Module dynamic_range

Module dynamic_range 

Source
Expand description

dynamic_range_quantize — compose op (Phase 8 Milestone 8.3).

Computes a (scale, zero_point) pair from the runtime dynamic range of the input — the canonical post-training-quantization-at-inference recipe — then quantizes. The Plan returns the quantized tensor AND the computed scale vector so the caller can later dequantize.

§Granularity

DynamicRangeMode::Symmetric vs DynamicRangeMode::Asymmetric:

  • Symmetric: max_abs = max |x| over the segment; scale = max_abs / qmax; zero_point = 0. Standard for activations.
  • Asymmetric (offset): xmin / xmax reduced separately; scale = (xmax - xmin) / (qmax - qmin); zp = qmin - round(xmin / scale).

§Scope

DynamicRangeScope::Token is the Phase 8.3 trailblazer — [N, D] input with one (scale, zp) pair per row, matching the LLM W8A8 activation-quantize recipe.

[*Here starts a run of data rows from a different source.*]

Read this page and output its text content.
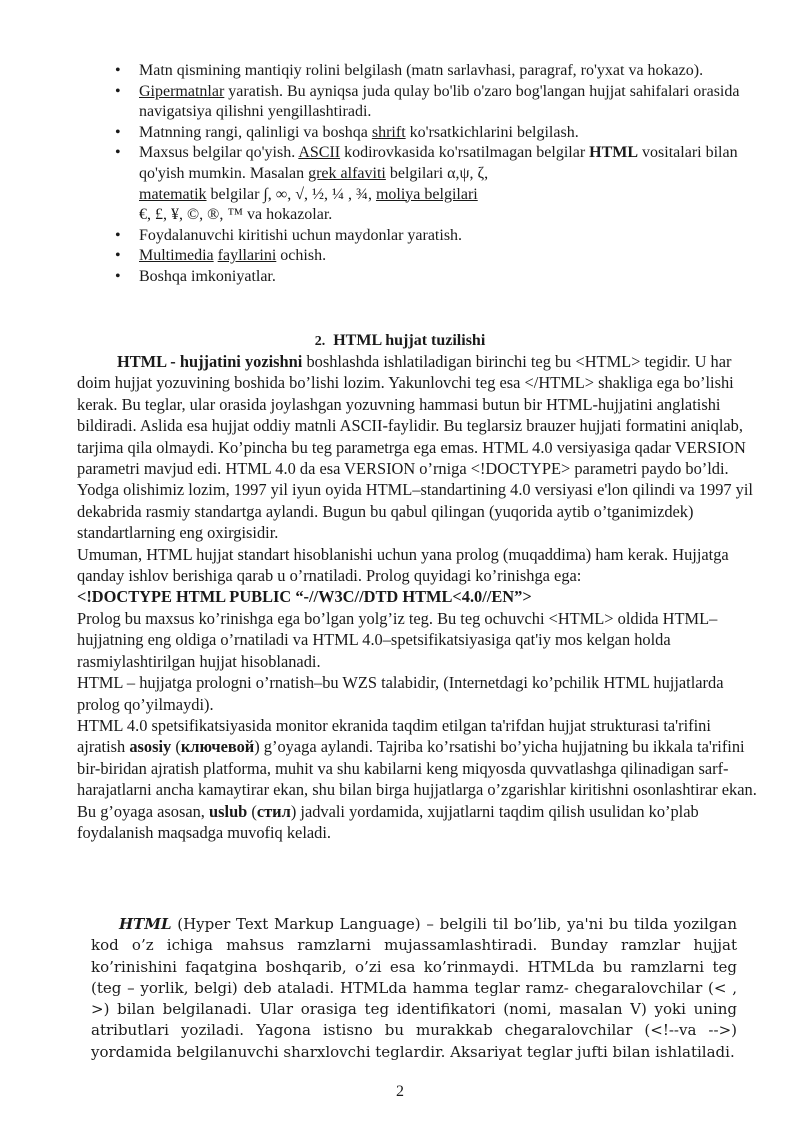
• Matn qismining mantiqiy rolini belgilash (matn sarlavhasi, paragraf, ro'yxat va hokazo).
• Gipermatnlar yaratish. Bu ayniqsa juda qulay bo'lib o'zaro bog'langan hujjat sahifalari orasida navigatsiya qilishni yengillashtiradi.
• Matnning rangi, qalinligi va boshqa shrift ko'rsatkichlarini belgilash.
• Maxsus belgilar qo'yish. ASCII kodirovkasida ko'rsatilmagan belgilar HTML vositalari bilan qo'yish mumkin. Masalan grek alfaviti belgilari α,ψ, ζ,
matematik belgilar ∫, ∞, √, ½, ¼ , ¾, moliya belgilari
€, £, ¥, ©, ®, ™ va hokazolar.
• Foydalanuvchi kiritishi uchun maydonlar yaratish.
• Multimedia fayllarini ochish.
• Boshqa imkoniyatlar.
2. HTML hujjat tuzilishi

HTML - hujjatini yozishni boshlashda ishlatiladigan birinchi teg bu <HTML> tegidir. U har doim hujjat yozuvining boshida bo’lishi lozim. Yakunlovchi teg esa </HTML> shakliga ega bo’lishi kerak. Bu teglar, ular orasida joylashgan yozuvning hammasi butun bir HTML-hujjatini anglatishi bildiradi. Aslida esa hujjat oddiy matnli ASCII-faylidir. Bu teglarsiz brauzer hujjati formatini aniqlab, tarjima qila olmaydi. Ko’pincha bu teg parametrga ega emas. HTML 4.0 versiyasiga qadar VERSION parametri mavjud edi. HTML 4.0 da esa VERSION o’rniga <!DOCTYPE> parametri paydo bo’ldi. Yodga olishimiz lozim, 1997 yil iyun oyida HTML–standartining 4.0 versiyasi e'lon qilindi va 1997 yil dekabrida rasmiy standartga aylandi. Bugun bu qabul qilingan (yuqorida aytib o’tganimizdek) standartlarning eng oxirgisidir.

Umuman, HTML hujjat standart hisoblanishi uchun yana prolog (muqaddima) ham kerak. Hujjatga qanday ishlov berishiga qarab u o’rnatiladi. Prolog quyidagi ko’rinishga ega:

<!DOCTYPE HTML PUBLIC “-//W3C//DTD HTML<4.0//EN”>

Prolog bu maxsus ko’rinishga ega bo’lgan yolg’iz teg. Bu teg ochuvchi <HTML> oldida HTML–hujjatning eng oldiga o’rnatiladi va HTML 4.0–spetsifikatsiyasiga qat'iy mos kelgan holda rasmiylashtirilgan hujjat hisoblanadi.

HTML – hujjatga prologni o’rnatish–bu WZS talabidir, (Internetdagi ko’pchilik HTML hujjatlarda prolog qo’yilmaydi).

HTML 4.0 spetsifikatsiyasida monitor ekranida taqdim etilgan ta'rifdan hujjat strukturasi ta'rifini ajratish asosiy (ключевой) g’oyaga aylandi. Tajriba ko’rsatishi bo’yicha hujjatning bu ikkala ta'rifini bir-biridan ajratish platforma, muhit va shu kabilarni keng miqyosda quvvatlashga qilinadigan sarf-harajatlarni ancha kamaytirar ekan, shu bilan birga hujjatlarga o’zgarishlar kiritishni osonlashtirar ekan. Bu g’oyaga asosan, uslub (стил) jadvali yordamida, xujjatlarni taqdim qilish usulidan ko’plab foydalanish maqsadga muvofiq keladi.

HTML (Hyper Text Markup Language) – belgili til bo’lib, ya'ni bu tilda yozilgan kod o’z ichiga mahsus ramzlarni mujassamlashtiradi. Bunday ramzlar hujjat ko’rinishini faqatgina boshqarib, o’zi esa ko’rinmaydi. HTMLda bu ramzlarni teg (teg – yorlik, belgi) deb ataladi. HTMLda hamma teglar ramz- chegaralovchilar (< , >) bilan belgilanadi. Ular orasiga teg identifikatori (nomi, masalan V) yoki uning atributlari yoziladi. Yagona istisno bu murakkab chegaralovchilar (<!--va -->) yordamida belgilanuvchi sharxlovchi teglardir. Aksariyat teglar jufti bilan ishlatiladi.

2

DynamicRangeScope::Tensor, DynamicRangeScope::Channel and DynamicRangeScope::Group are reserved scopes that return Error::Unsupported from DynamicRangeQuantizePlan::select today; they wire up in follow-up milestones by orchestrating the matching primitive ReducePlan + per-channel / per-group quantize plans (the per-tensor / per-channel / per-group quantize plans from 8.1 / 8.2 already exist).

§Dtype coverage (trailblazer)

TIn ∈ {f32, f64}, TOut = S8. f16 / bf16 activation, u8 output, and asymmetric mode are deferred.

Structs§

DynamicRangeQuantizeArgs
Args bundle for a dynamic_range_quantize launch.
DynamicRangeQuantizeDescriptor
Descriptor for a dynamic_range_quantize op.
DynamicRangeQuantizePlan
dynamic_range_quantize plan.

Enums§

DynamicRangeMode
Symmetric vs asymmetric (offset) dynamic-range quantization.
DynamicRangeScope
Per-tensor / per-channel / per-token / per-group granularity for the scale + zero_point computation.